Matrix lumping techniques are used to reduce the matrix size, and as a result, very large problems (more than 333333 elements - 1000000 degrees of freedom) can be accommodated on PC platforms. Without lumping, a 64000 element problem would take 147 GB of disk space. With lumping, this can be reduced to less than 1 GB. This permits users to specify existing mining geometry in detail, and add new mining as required. This greatly reduces the effort required to set up and run analyzes and permits the whole mine to be considered when necessary.

 

With the Boundary Element formulation, one starts with an infinite homogeneous elastic medium (rock mass). The process of model building consists of making excavations and superimposing non-homogeneous zones (dykes, ore zones or yielding zones) and any faults or joints upon which slip may occur. Since one starts with an infinite medium, far field boundaries are automatically accommodated.

 

This is unlike domain formulations such as the Finite Element or Finite Difference methods, where one starts with empty space.
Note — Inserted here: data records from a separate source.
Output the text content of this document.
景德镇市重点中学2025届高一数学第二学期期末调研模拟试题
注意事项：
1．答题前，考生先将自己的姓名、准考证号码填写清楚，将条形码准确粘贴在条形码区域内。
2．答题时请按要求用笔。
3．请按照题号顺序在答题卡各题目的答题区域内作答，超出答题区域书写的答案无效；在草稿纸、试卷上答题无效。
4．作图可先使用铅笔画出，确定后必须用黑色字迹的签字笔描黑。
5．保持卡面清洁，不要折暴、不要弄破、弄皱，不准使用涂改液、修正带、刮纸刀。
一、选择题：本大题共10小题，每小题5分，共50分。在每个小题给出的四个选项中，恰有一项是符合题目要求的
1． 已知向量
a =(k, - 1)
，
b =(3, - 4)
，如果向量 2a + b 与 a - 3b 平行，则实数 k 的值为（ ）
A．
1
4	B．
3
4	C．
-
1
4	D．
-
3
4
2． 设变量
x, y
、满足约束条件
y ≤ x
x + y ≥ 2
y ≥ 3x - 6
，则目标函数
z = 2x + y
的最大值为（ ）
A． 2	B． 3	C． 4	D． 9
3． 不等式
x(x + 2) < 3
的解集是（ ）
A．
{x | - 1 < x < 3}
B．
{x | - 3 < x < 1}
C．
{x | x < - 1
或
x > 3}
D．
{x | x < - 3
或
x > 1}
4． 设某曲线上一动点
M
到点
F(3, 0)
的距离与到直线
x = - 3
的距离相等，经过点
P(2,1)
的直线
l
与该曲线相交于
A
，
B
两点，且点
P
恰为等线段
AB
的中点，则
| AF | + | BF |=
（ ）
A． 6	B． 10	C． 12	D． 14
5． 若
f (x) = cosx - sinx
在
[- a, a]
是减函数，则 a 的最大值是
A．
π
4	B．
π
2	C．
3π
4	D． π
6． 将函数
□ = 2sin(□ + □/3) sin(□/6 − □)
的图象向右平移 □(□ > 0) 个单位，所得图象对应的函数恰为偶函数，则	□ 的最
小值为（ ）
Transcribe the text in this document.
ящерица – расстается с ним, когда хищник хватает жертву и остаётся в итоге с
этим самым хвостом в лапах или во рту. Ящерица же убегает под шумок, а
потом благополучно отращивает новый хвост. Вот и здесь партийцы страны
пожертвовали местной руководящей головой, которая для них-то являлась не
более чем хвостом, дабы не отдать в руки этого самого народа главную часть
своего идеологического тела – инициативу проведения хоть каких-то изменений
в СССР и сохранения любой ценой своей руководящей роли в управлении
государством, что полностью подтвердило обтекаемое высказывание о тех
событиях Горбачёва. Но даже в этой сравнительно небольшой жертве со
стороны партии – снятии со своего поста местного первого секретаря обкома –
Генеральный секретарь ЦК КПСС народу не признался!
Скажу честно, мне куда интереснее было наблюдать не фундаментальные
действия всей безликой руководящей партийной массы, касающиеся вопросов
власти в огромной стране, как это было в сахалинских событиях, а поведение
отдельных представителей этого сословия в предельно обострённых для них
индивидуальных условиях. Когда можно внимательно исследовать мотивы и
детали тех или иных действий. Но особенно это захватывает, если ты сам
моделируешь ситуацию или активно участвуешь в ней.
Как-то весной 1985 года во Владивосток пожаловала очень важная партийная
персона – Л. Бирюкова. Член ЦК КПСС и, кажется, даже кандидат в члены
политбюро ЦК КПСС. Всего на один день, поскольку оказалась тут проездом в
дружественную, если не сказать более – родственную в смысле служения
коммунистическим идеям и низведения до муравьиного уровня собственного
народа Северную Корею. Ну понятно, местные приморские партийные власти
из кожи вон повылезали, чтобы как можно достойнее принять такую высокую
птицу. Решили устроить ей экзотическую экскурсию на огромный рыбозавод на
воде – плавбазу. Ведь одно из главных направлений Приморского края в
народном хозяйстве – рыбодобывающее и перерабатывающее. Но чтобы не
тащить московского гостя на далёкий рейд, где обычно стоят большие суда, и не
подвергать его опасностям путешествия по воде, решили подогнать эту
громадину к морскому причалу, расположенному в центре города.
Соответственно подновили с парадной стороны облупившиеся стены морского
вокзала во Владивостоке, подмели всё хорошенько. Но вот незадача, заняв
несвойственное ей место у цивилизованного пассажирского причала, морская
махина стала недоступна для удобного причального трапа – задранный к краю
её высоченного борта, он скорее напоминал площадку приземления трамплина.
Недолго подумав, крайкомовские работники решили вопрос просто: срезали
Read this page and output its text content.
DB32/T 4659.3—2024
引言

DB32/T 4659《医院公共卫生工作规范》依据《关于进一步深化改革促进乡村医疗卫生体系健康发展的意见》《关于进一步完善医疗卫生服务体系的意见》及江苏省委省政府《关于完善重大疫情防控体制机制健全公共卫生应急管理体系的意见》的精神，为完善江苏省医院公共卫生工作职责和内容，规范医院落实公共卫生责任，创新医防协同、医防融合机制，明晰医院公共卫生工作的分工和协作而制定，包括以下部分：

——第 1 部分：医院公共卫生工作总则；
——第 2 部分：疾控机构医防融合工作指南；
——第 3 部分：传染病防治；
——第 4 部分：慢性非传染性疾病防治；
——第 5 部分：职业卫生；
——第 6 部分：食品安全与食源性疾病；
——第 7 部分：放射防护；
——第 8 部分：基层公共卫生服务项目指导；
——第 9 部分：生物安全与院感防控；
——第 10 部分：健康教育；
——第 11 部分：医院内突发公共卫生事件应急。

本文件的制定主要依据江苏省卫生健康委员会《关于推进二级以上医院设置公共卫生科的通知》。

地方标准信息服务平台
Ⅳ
For these latter methods, model building consists of assembling the entire rock mass and all its components. Elements must be assembled out to some far field boundary many diameters away from the excavations.

 

While Finite Element and Finite Difference formulations are very well developed for non-linear problems such as plasticity, transient heat and fluid flow, and dynamic simulations, there are also very difficult to use and require very long run times. The difficulty in use comes from the large amount of information required to discretize the host rock mass. While this can be minimized by use of mesh generators and powerful front-end graphics, the cost and effort to learn the interface outweighs the simplicity with which the Map3D Boundary Element analyzes can be conducted.

 

These fundamental differences make the boundary element method much more suitable and economic (in terms of analysis time) for rock mass problems.

Many of the supposed limitations of the boundary element method have been overcome in Map3D. The program can accommodate multi-step mining sequences and multiple material zones with different material properties and stress states. These zones are permitted to behave non-linearly. Multiple intersecting fault planes can slip and open according to user specified shear strength. Steady state thermal/fluid stress analysis can be simulated.

 

The built-in solid modelling technology makes model construction very straightforward by building complex intersections internally. The discretization routines built into Map3D relieve the user of the burden of attempting to optimize the use of elements by automatically concentrating them only where results are requested. The internal lumping procedures reduce both matrix size and computational effort to a nearly linear dependence on problem size.